O vídeo de um prefeito dentro de uma rodoviária dificilmente ganharia manchetes nacionais. Mas quando o conteúdo envolve tema sensível, como a situação de pessoas em vulnerabilidade, a conversa é outra.
O vídeo gravado pelo prefeito Topázio Neto, em que ele apresenta a estrutura da prefeitura na rodoviária de Florianópolis e aborda a presença de pessoas que vêm para a cidade sem ter onde morar, viralizou. E viralizar é sempre uma faca de dois gumes na política: entrega alcance, mas você corre o risco de perder o controle da narrativa.
O ponto aqui não é discutir a política pública em si, mas sim a estratégia adotada e seus impactos na reputação, especialmente quando falamos de um prefeito cuja imagem sempre transitou mais na faixa moderada do espectro político, embora aliado ao PL.
Um gestor com boa reputação costuma ter o que chamo de colchão reputacional: aquela reserva de confiança acumulada que absorve desgastes e impede que um episódio vire tempestade. Topázio tem, e isso é fato. Uma reputação construída na moderação, no diálogo e em uma gestão técnica.
Mas colchão reputacional não substitui prudência. Pelo contrário: quanto mais capital reputacional se tem, maior a responsabilidade na hora de usá-lo.
E aqui entra o ponto central: mesmo sem estética de provocação, o vídeo aciona um código narrativo que costuma ser lido como denúncia. O prefeito aparece em campo, explica a operação, mostra o ambiente e descreve a situação. Esse tipo de registro, por mais informativo que seja na intenção, amplia o potencial de viralização e desloca o conteúdo do terreno da política pública para o da disputa de percepções – movimento sempre delicado quando o tema envolve vulnerabilidade humana.
Dá para argumentar que ele criou conteúdo para a direita, majoritária em Santa Catarina. É verdade. Mas comunicação pública não se limita ao público de afinidade.
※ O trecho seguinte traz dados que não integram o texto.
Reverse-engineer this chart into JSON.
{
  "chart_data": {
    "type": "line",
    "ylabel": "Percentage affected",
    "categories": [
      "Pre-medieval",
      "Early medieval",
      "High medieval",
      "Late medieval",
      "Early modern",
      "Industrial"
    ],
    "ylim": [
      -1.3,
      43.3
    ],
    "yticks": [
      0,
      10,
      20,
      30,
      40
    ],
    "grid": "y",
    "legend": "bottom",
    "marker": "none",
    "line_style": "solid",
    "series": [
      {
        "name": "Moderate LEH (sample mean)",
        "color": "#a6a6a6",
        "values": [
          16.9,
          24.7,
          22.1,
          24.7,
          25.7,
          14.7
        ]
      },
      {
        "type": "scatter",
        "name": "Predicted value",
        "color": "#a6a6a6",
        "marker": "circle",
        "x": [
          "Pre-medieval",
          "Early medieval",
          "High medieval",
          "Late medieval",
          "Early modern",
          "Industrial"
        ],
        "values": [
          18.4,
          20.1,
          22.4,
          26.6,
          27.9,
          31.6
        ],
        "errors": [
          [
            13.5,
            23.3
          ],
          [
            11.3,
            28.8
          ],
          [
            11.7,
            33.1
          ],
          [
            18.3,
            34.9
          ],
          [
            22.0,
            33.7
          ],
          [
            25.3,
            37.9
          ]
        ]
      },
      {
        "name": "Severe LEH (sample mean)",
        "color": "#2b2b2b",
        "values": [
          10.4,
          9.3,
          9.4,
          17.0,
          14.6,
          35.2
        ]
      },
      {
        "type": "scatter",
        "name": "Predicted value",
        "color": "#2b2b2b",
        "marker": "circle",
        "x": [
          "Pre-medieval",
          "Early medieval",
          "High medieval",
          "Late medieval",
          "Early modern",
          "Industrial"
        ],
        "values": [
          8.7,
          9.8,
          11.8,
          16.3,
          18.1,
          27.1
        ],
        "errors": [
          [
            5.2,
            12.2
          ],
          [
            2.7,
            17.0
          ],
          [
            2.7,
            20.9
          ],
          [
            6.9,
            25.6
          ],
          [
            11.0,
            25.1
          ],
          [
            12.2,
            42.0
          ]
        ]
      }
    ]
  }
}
Toda vez que um gestor adota um tom que pode ser lido como falta de empatia, ele amplia o risco de polarização desnecessária.
Não se trata de “não falar sobre o problema”, mas de como falar.
A imprensa, e o Fantástico é a prova disso, não reagiu ao tema em si, mas ao modo como o tema foi apresentado.
Se a operação tivesse sido mostrada em formato estritamente informativo, com linguagem de política pública, focando equipe técnica, dados e resultados, talvez o episódio passasse sem ruídos ou, no mínimo, sem virar pauta nacional.
Ao optar por registrar pessoalmente a visita, em um conteúdo que aciona gatilhos emocionais – indignação, urgência, confronto implícito – o prefeito potencializou a repercussão. O formato virou a notícia.
Topázio é, até aqui, um prefeito percebido como equilibrado, eficiente e pragmático. Essa reputação não some por causa de um vídeo, evidentemente. Mas episódios como esse ensinam uma lição importante para qualquer líder público: a comunicação deve reforçar a reputação construída, não tensioná-la.
Quando o formato de um conteúdo não conversa com o histórico reputacional de um gestor, o efeito pode gerar desalinhamento. E desalinhamentos são sempre oportunidades para críticas, leituras enviesadas e ruídos.
Há temas em que firmeza é necessária, e a situação de rua é um deles. Mas firmeza não é sinônimo de teatralização. O próprio Topázio entendeu isso ao demitir o ex-secretário da pasta, conhecido por transformar um problema grave em espetáculo.
Existe um ponto, quase imperceptível, em que a narrativa forte deixa de comunicar política pública e começa a ser lida como falta de empatia. E nesse ponto, o preço reputacional pode ser alto, especialmente para figuras de centro, que dependem justamente da moderação como ativo político.
No fim, isso ilumina algo essencial: num cenário de hiperexposição, a forma como se comunica pode ser mais decisiva do que o conteúdo.
Quando um gestor reconhecido pela moderação usa uma estratégia que amplifica a polarização, ele arrisca gastar mais capital reputacional do que gostaria, mesmo quando a intenção é mostrar trabalho.
A pergunta que eu me faço é simples: o vídeo contribuiu para a solução de um problema antigo ou apenas criou um novo?